Он понял, что я готова все обговорить; широко улыбаясь, сел на краешек кровати и ответил:

– Танцовщица из Библии. Она хотела заполучить голову одного типа, который кричал в пустыне и ел саранчу. Было такое кино, я смотрел. – И тут же добавил: – Тебе достаточно пару слов шепнуть хозяйке – тебе-то она ни в чем не отказывает.

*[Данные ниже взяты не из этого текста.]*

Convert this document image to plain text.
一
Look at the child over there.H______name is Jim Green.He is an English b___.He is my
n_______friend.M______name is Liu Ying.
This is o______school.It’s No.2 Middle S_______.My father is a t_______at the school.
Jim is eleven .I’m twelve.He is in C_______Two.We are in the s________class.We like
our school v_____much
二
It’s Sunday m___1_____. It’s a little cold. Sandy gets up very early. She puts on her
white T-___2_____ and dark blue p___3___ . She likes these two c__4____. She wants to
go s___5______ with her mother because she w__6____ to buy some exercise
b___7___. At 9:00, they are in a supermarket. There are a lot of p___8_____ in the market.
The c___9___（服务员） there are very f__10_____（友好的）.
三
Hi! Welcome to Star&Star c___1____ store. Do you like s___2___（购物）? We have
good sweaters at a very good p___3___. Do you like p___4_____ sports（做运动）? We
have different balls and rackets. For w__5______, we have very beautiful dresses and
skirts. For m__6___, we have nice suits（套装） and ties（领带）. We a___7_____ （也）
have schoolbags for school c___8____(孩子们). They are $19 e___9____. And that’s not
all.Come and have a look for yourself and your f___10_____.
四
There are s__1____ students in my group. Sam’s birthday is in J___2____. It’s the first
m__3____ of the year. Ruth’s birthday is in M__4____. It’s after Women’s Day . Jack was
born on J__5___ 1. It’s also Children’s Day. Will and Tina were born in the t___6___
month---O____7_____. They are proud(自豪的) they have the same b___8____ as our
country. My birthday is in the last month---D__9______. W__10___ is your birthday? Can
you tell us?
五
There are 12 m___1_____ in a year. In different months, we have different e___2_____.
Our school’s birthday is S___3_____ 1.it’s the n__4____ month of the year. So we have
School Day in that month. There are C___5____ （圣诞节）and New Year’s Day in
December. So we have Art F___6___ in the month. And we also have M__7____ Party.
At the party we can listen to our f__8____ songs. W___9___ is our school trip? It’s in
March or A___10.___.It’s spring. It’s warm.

Я посмотрела на эту Лизон и медленно подошла к ней, напрягая мозги изо всех сил. Под пальто, судя по всему, была фигура под стать мешку с картошкой, я бы гроша ломаного на такую лошадку не поставила. А себя я считала не глупее прочих. Я наклонилась, заглянула ей в лицо снизу и увидела ее глаза – черные, а взгляд – упрямый, непроницаемый. Я спросила – хотя бы для того, чтобы услышать ее голосок:

– Ну а ты-то что скажешь?

И пусть на моей могильной плите напишут "дура", но тут она меня уела. Даже реснички у нее не дрогнули, когда она тихо-тихо – словно ветерок прошелестел – ответила:

– Я всегда мечтала быть шлюхой.

Я вернулась к своему табурету, легла на него животом и снова "поплыла" – вроде чем-то занята, а потом остановилась и, вздохнув, сказала:

– Коли она будет только товаркой и поделится с нами заработком, то попробовать можно. Скажем, неделю.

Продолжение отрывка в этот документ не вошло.